A new set of navigational technologies proposed by the Federal Aviation Administration could dramatically increase the numbers of airplanes flying over certain houses in Southwest Minneapolis. The planned introduction of those technologies has run into opposition from area residents, members of the Minneapolis City Council, and members of Minnesota's delegation to the state legislature.
Maps provided by the MSP airport Noise Oversight Committee, posted above, show the FAA predicts that traffic will dramatically increase over narrow swaths of Southwest Minneapolis. According to maps in a 2011 noise survey conducted by MAC, posted above, this traffic is currently distributed much more widely over Minneapolis and surrounding suburbs.
According to Patch's analysis of the MAC maps, Windom, Kenny, and Armatage residents currently see 110 planes fly overhead every day into Runways 30L and 30R. Under the new plan, residents on certain blocks would see 135 per day, concentrated in a narrow corridor.
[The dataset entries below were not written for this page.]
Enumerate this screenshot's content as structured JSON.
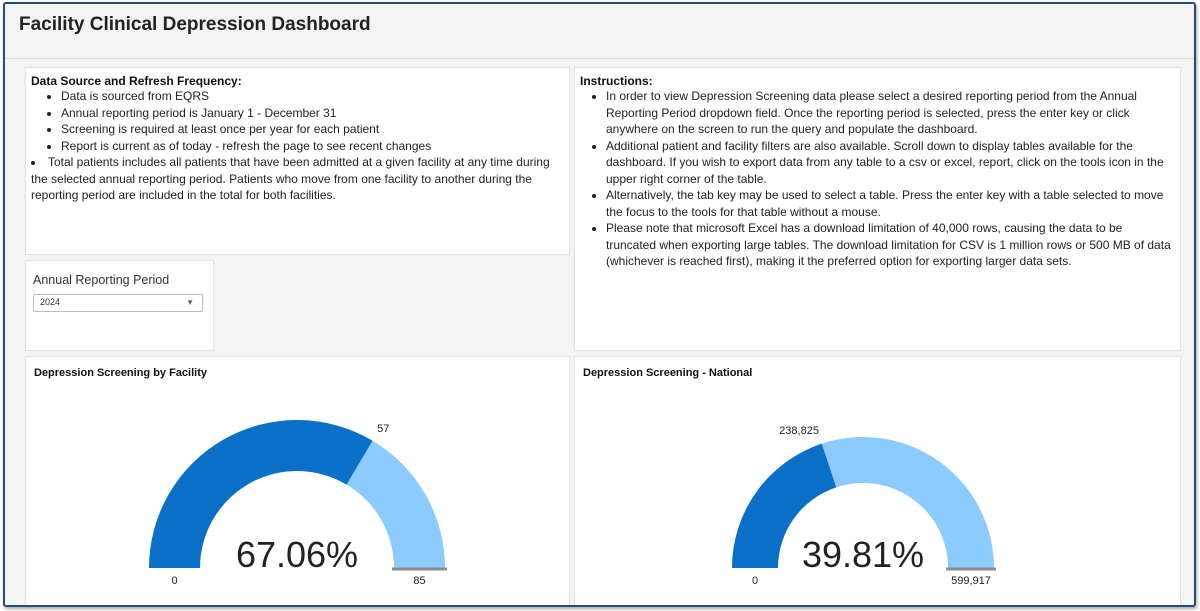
{
  "header": {
    "title": "Facility Clinical Depression Dashboard"
  },
  "data_source": {
    "heading": "Data Source and Refresh Frequency:",
    "items": [
      "Data is sourced from EQRS",
      "Annual reporting period is January 1 - December 31",
      "Screening is required at least once per year for each patient",
      "Report is current as of today - refresh the page to see recent changes",
      "Total patients includes all patients that have been admitted at a given facility at any time during the selected annual reporting period. Patients who move from one facility to another during the reporting period are included in the total for both facilities."
    ]
  },
  "instructions": {
    "heading": "Instructions:",
    "items": [
      "In order to view Depression Screening data please select a desired reporting period from the Annual Reporting Period dropdown field. Once the reporting period is selected, press the enter key or click anywhere on the screen to run the query and populate the dashboard.",
      "Additional patient and facility filters are also available. Scroll down to display tables available for the dashboard.  If you wish to export data from any table to a csv or excel, report, click on the tools icon in the upper right corner of the table.",
      "Alternatively, the tab key may be used to select a table. Press the enter key with a table selected to move the focus to the tools for that table without a mouse.",
      "Please note that microsoft Excel has a download limitation of 40,000 rows, causing the data to be truncated when exporting large tables. The download limitation for CSV is 1 million rows or 500 MB of data (whichever is reached first), making it the preferred option for exporting larger data sets."
    ]
  },
  "filter": {
    "label": "Annual Reporting Period",
    "selected": "2024",
    "icon": "chevron-down-icon"
  },
  "gauges": [
    {
      "title": "Depression Screening by Facility",
      "percent_label": "67.06%",
      "value": 57,
      "max": 85,
      "min_label": "0",
      "max_label": "85",
      "value_label": "57"
    },
    {
      "title": "Depression Screening - National",
      "percent_label": "39.81%",
      "value": 238825,
      "max": 599917,
      "min_label": "0",
      "max_label": "599,917",
      "value_label": "238,825"
    }
  ],
  "colors": {
    "filled": "#0a6fc6",
    "remaining": "#8ccbff",
    "target": "#8c8c8c"
  }
}
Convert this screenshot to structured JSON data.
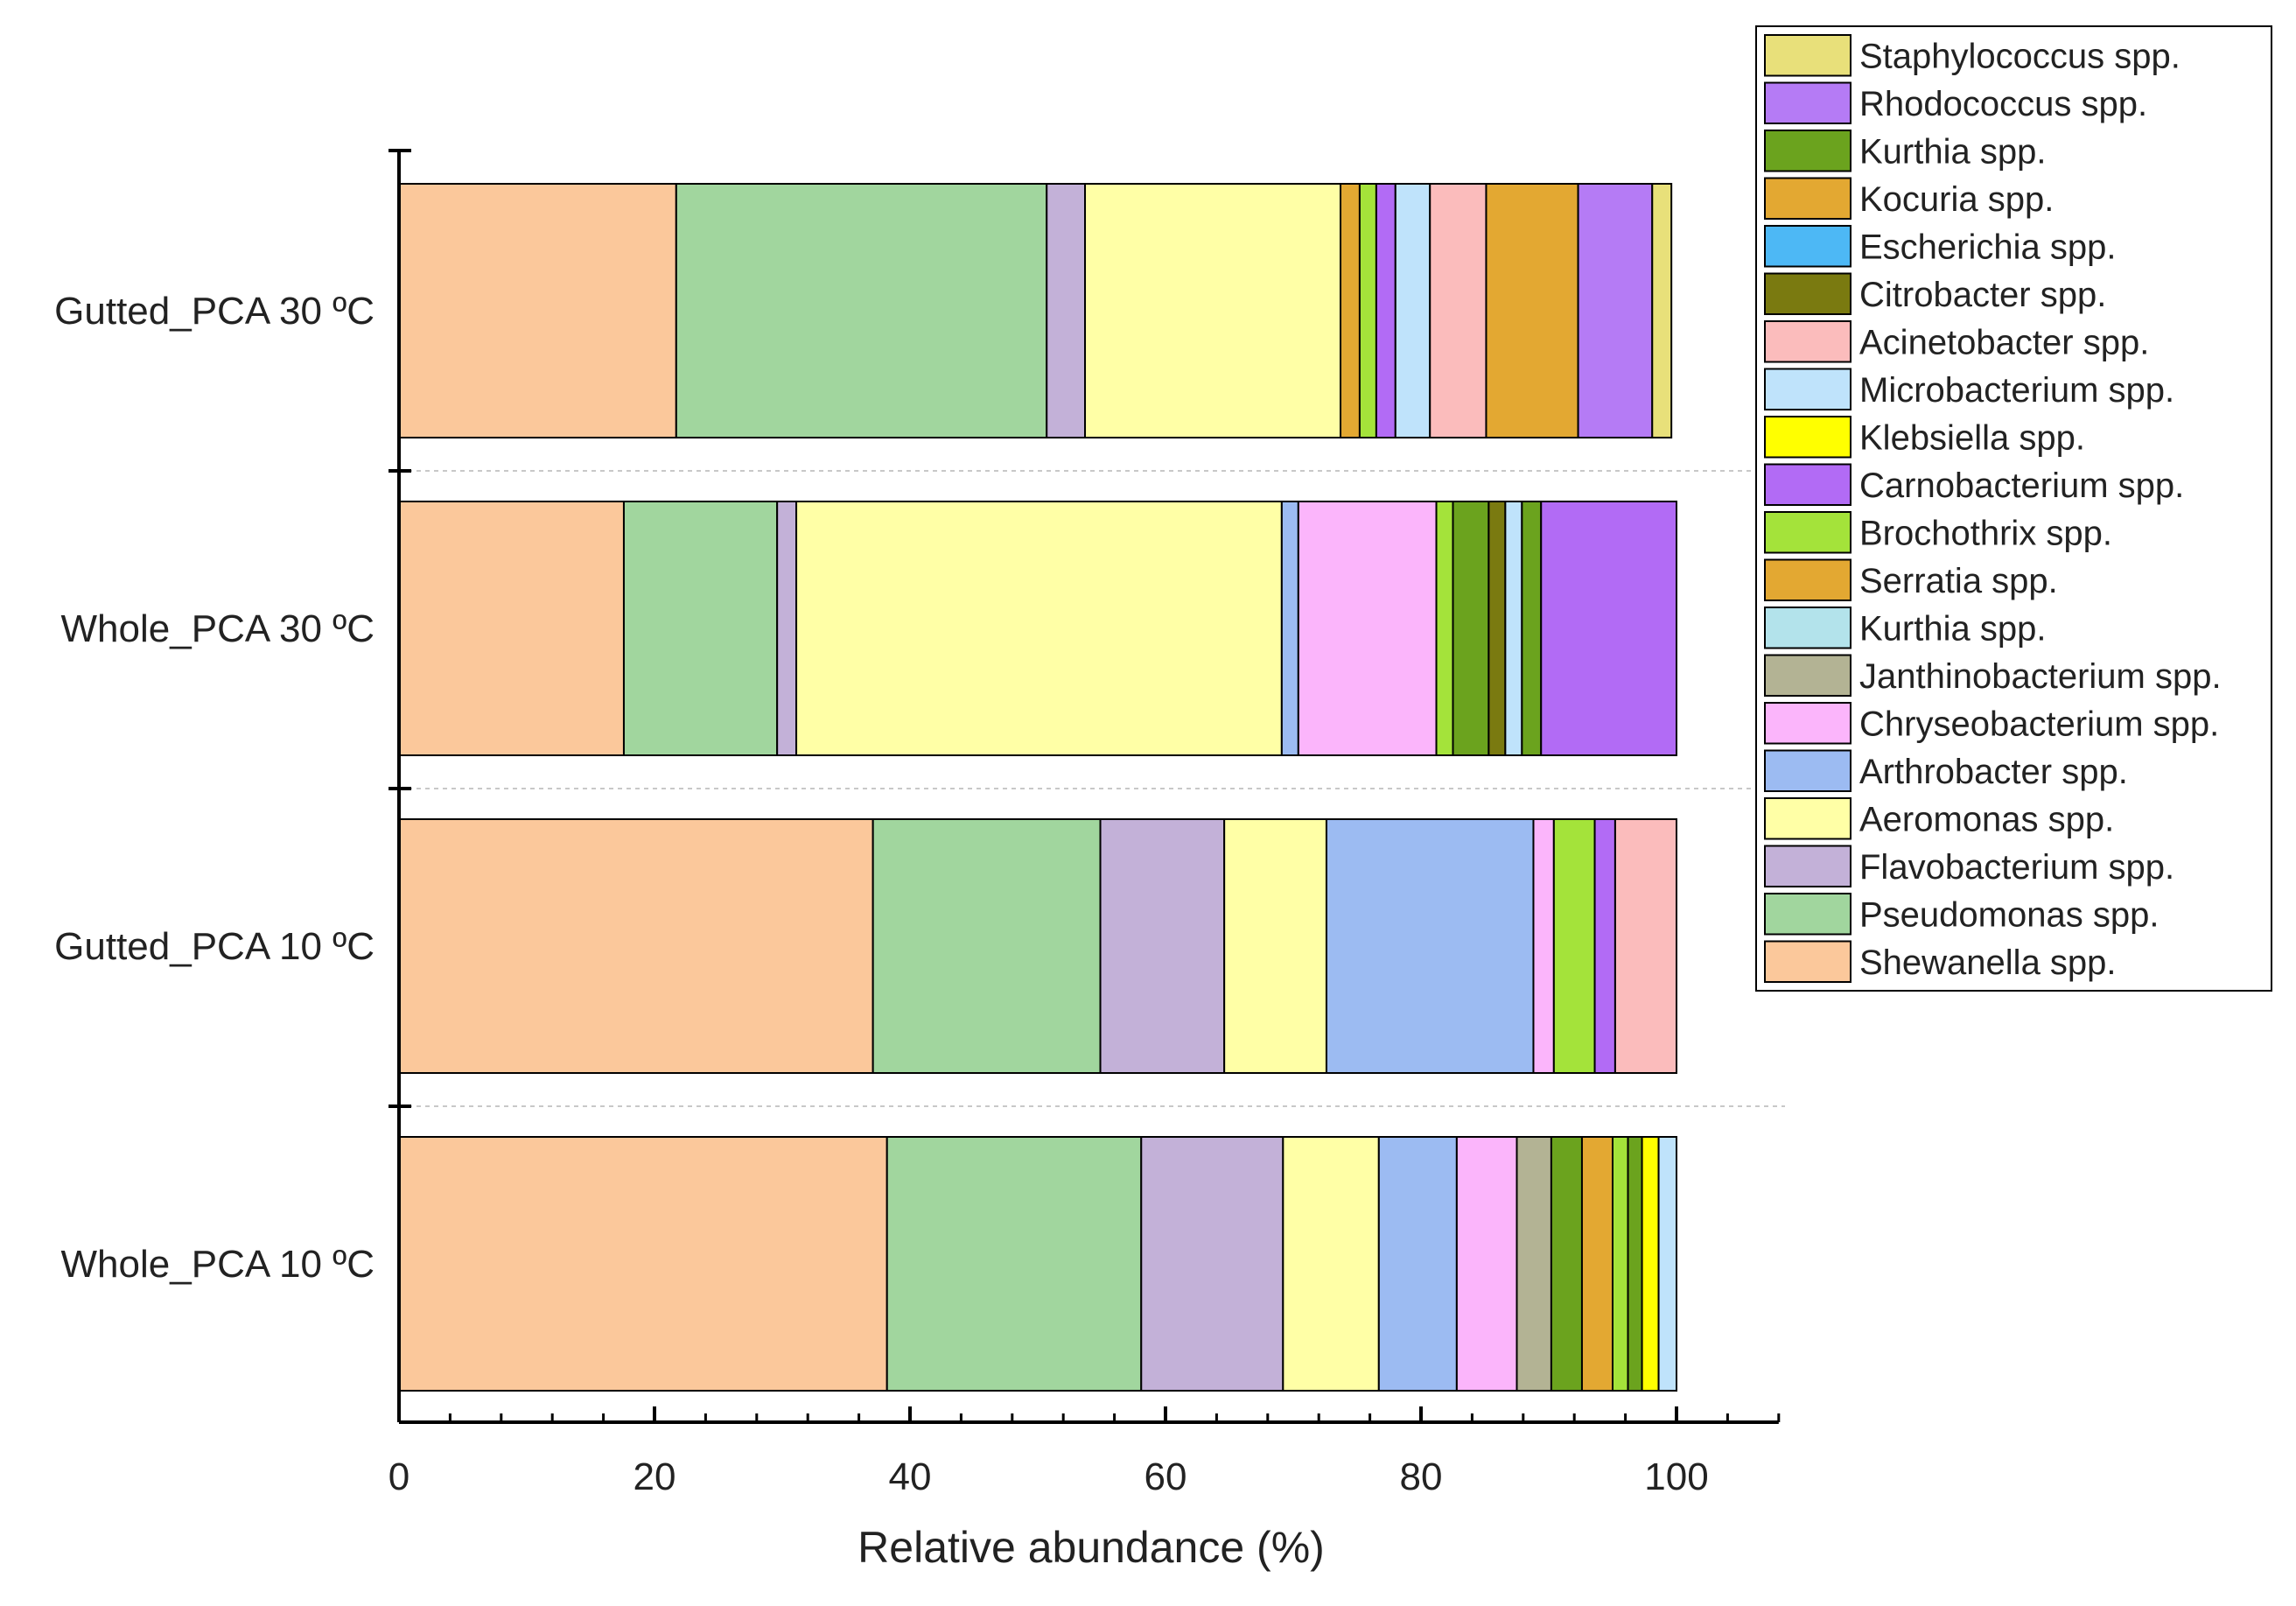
{
  "chart_data": {
    "type": "bar",
    "orientation": "horizontal",
    "stacked": true,
    "title": "",
    "xlabel": "Relative abundance (%)",
    "ylabel": "",
    "xlim": [
      0,
      108
    ],
    "xticks": [
      0,
      20,
      40,
      60,
      80,
      100
    ],
    "legend_position": "top-right",
    "categories": [
      "Gutted_PCA 30 ºC",
      "Whole_PCA 30 ºC",
      "Gutted_PCA 10 ºC",
      "Whole_PCA 10 ºC"
    ],
    "legend": [
      {
        "name": "Staphylococcus spp.",
        "color": "#E8E07A"
      },
      {
        "name": "Rhodococcus spp.",
        "color": "#B57BF5"
      },
      {
        "name": "Kurthia spp.",
        "color": "#6BA31E"
      },
      {
        "name": "Kocuria spp.",
        "color": "#E3A832"
      },
      {
        "name": "Escherichia spp.",
        "color": "#4DB8F5"
      },
      {
        "name": "Citrobacter spp.",
        "color": "#7A7A10"
      },
      {
        "name": "Acinetobacter spp.",
        "color": "#FBBCBC"
      },
      {
        "name": "Microbacterium spp.",
        "color": "#BFE3FB"
      },
      {
        "name": "Klebsiella spp.",
        "color": "#FFFF00"
      },
      {
        "name": "Carnobacterium spp.",
        "color": "#B26BF5"
      },
      {
        "name": "Brochothrix spp.",
        "color": "#A4E33A"
      },
      {
        "name": "Serratia spp.",
        "color": "#E3A832"
      },
      {
        "name": "Kurthia spp.",
        "color": "#B3E3EB"
      },
      {
        "name": "Janthinobacterium spp.",
        "color": "#B3B394"
      },
      {
        "name": "Chryseobacterium spp.",
        "color": "#FBB5FB"
      },
      {
        "name": "Arthrobacter spp.",
        "color": "#9CBBF2"
      },
      {
        "name": "Aeromonas spp.",
        "color": "#FFFFA6"
      },
      {
        "name": "Flavobacterium spp.",
        "color": "#C3B1D8"
      },
      {
        "name": "Pseudomonas spp.",
        "color": "#A1D69E"
      },
      {
        "name": "Shewanella spp.",
        "color": "#FBC89B"
      }
    ],
    "rows": [
      {
        "category": "Gutted_PCA 30 ºC",
        "segments": [
          {
            "name": "Shewanella spp.",
            "value": 21.7
          },
          {
            "name": "Pseudomonas spp.",
            "value": 29.0
          },
          {
            "name": "Flavobacterium spp.",
            "value": 3.0
          },
          {
            "name": "Aeromonas spp.",
            "value": 20.0
          },
          {
            "name": "Kocuria spp.",
            "value": 1.5
          },
          {
            "name": "Brochothrix spp.",
            "value": 1.3
          },
          {
            "name": "Carnobacterium spp.",
            "value": 1.5
          },
          {
            "name": "Microbacterium spp.",
            "value": 2.7
          },
          {
            "name": "Acinetobacter spp.",
            "value": 4.4
          },
          {
            "name": "Serratia spp.",
            "value": 7.2
          },
          {
            "name": "Rhodococcus spp.",
            "value": 5.8
          },
          {
            "name": "Staphylococcus spp.",
            "value": 1.5
          }
        ]
      },
      {
        "category": "Whole_PCA 30 ºC",
        "segments": [
          {
            "name": "Shewanella spp.",
            "value": 17.6
          },
          {
            "name": "Pseudomonas spp.",
            "value": 12.0
          },
          {
            "name": "Flavobacterium spp.",
            "value": 1.5
          },
          {
            "name": "Aeromonas spp.",
            "value": 38.0
          },
          {
            "name": "Arthrobacter spp.",
            "value": 1.3
          },
          {
            "name": "Chryseobacterium spp.",
            "value": 10.8
          },
          {
            "name": "Brochothrix spp.",
            "value": 1.3
          },
          {
            "name": "Kurthia spp.",
            "value": 2.8
          },
          {
            "name": "Citrobacter spp.",
            "value": 1.3
          },
          {
            "name": "Microbacterium spp.",
            "value": 1.3
          },
          {
            "name": "Kurthia spp.",
            "value": 1.5
          },
          {
            "name": "Carnobacterium spp.",
            "value": 10.6
          }
        ]
      },
      {
        "category": "Gutted_PCA 10 ºC",
        "segments": [
          {
            "name": "Shewanella spp.",
            "value": 37.1
          },
          {
            "name": "Pseudomonas spp.",
            "value": 17.8
          },
          {
            "name": "Flavobacterium spp.",
            "value": 9.7
          },
          {
            "name": "Aeromonas spp.",
            "value": 8.0
          },
          {
            "name": "Arthrobacter spp.",
            "value": 16.2
          },
          {
            "name": "Chryseobacterium spp.",
            "value": 1.6
          },
          {
            "name": "Brochothrix spp.",
            "value": 3.2
          },
          {
            "name": "Carnobacterium spp.",
            "value": 1.6
          },
          {
            "name": "Acinetobacter spp.",
            "value": 4.8
          }
        ]
      },
      {
        "category": "Whole_PCA 10 ºC",
        "segments": [
          {
            "name": "Shewanella spp.",
            "value": 38.2
          },
          {
            "name": "Pseudomonas spp.",
            "value": 19.9
          },
          {
            "name": "Flavobacterium spp.",
            "value": 11.1
          },
          {
            "name": "Aeromonas spp.",
            "value": 7.5
          },
          {
            "name": "Arthrobacter spp.",
            "value": 6.1
          },
          {
            "name": "Chryseobacterium spp.",
            "value": 4.7
          },
          {
            "name": "Janthinobacterium spp.",
            "value": 2.7
          },
          {
            "name": "Kurthia spp.",
            "value": 2.4
          },
          {
            "name": "Serratia spp.",
            "value": 2.4
          },
          {
            "name": "Brochothrix spp.",
            "value": 1.2
          },
          {
            "name": "Kurthia spp.",
            "value": 1.1
          },
          {
            "name": "Klebsiella spp.",
            "value": 1.3
          },
          {
            "name": "Microbacterium spp.",
            "value": 1.4
          }
        ]
      }
    ]
  }
}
Southern Tangletown, Lynnhurst, Fulton, and Linden Hills would see only about 4 plane per day, down from around 53. Some Kingfield and East Harriet would see an increase from 26 planes per day to around 110.
The current noise contures are not expected to change significantly, according to projections, posted above.
MAC spokesperson Patrick Hogan told Patch on Thursday that those statistics are based on current air traffic volumes.
MAC will vote next week on whether to endorse the technology changes sought by the FAA, MPR reports . If it does not endorse the changes by the end of November, it reports, the FAA will have to delay implementing the changes for at least a year.